Rideva, d'un bel riso sonoro di convalescente felice, baciando, da genero galante, la magra mano di sua suocera.

La contessa Galli aveva avuta parecchie volte, nei giorni scorsi, una mezza voglia di ritardare la sua partenza. Non era al tutto contenta nè della muta, accigliata docilità di Diana, nè dell'assoluta fiducia di Leone in una già avvenuta soluzione della crisi. Le pareva che tutto andasse troppo bene. — Ma d'altra parte, a che avrebbe giovato una più lunga dimora alla Morletta? Ora, toccava a loro due! Forse, suo genero non aveva torto, meglio lasciar fare a lui, cioè no, a Domeneddio.
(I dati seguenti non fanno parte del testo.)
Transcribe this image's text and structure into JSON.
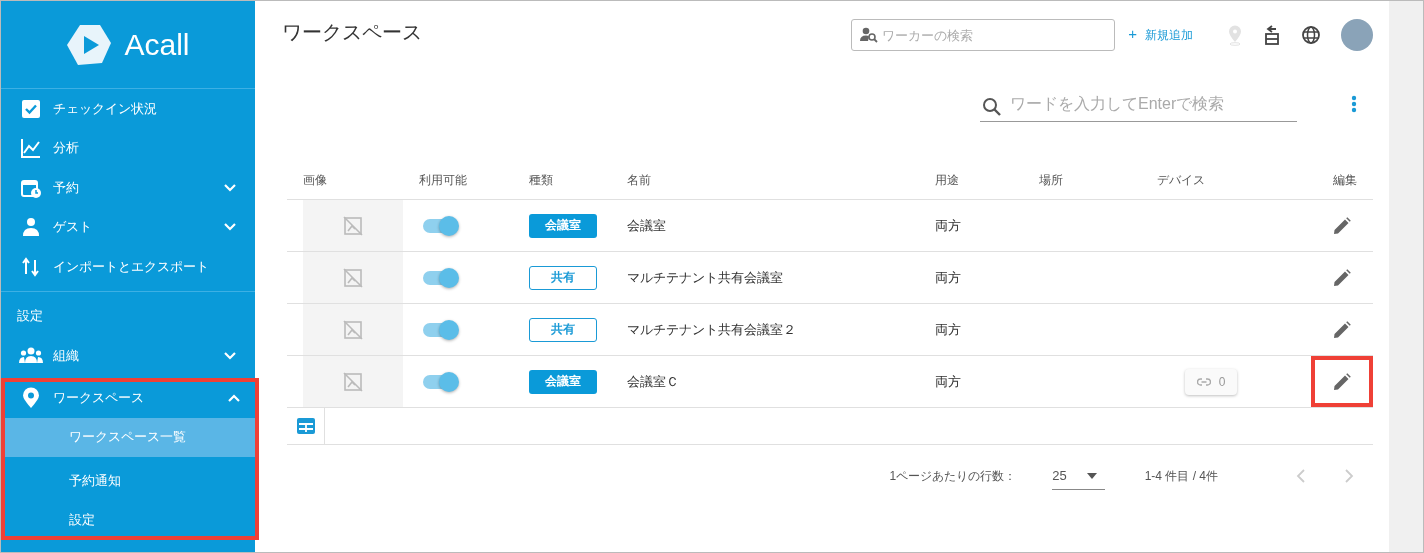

Ella aveva fatto quant'era in poter suo per preparare la via ad una completa riconciliazione, il resto verrebbe forse da sè.

Partì e nel lasciare sua figlia, che l'aveva accompagnata alla stazione, le mormorò all'orecchio una calda preghiera.

— Farò quel che potrò, rispose Diana a stento, con voce cupa ed alzando le spalle.

La contessa Galli avrebbe forse voluto aggiunger qualcosa ma il treno si metteva in moto ed ella ebbe a mala pena il tempo di dare un bacio, l'ultimo, a sua figlia.

* * *

Otto giorni dopo i Rezzano ebbero una bella visita.

Alberto Mentana, il quale si recava a Milano per le corse, ebbe la gentile idea di allungare alquanto il suo viaggetto, recandosi alla Morletta, per costatare, de visu la perfetta guarigione dell'amico.

Rimase soltanto a colazione, resistendo a tutte le insistenze di Leone, perchè si trattenesse almeno un giorno intiero. — Ma quelle due ore furono proprio piacevolissime, si fecero grandi progetti per Rezzano, ove si ritroverebbero tra breve. Leone pregò l'amico di aiutarlo a convincere quella testarda di sua moglie che voleva sempre ritardare la partenza per Rezzano, temendo per lui la fatica del viaggio. Come se non fosse guarito ora... perfettamente guarito! Si stava freschi a dar retta alle donne e alle loro paure!

Leone parlò molto di sua moglie, con una specie di lepida insistenza, piena di buon umore. Narrò a lungo della sua malattia, delle infinite cure prodigategli dalla sua infermiera.

Alberto ascoltava, sorridendo, coll'occhio alquanto socchiuso.

— Allora... a rivederci a Rezzano, disse nell'accomiatarsi e rivolgendosi alla moglie dell'amico.

Non eran rimasti soli un secondo, non s'erano scambiati una parola furtiva, ma Diana, colla mano ancora tremante della stretta di addio che Alberto le aveva data al momento della partenza e sotto gli occhi del marito, sapeva di certa scienza che non certo in Alberto avrebbe trovato un ajuto contro sè stessa e ch'egli l'amava ormai senza pietà nè misericordia!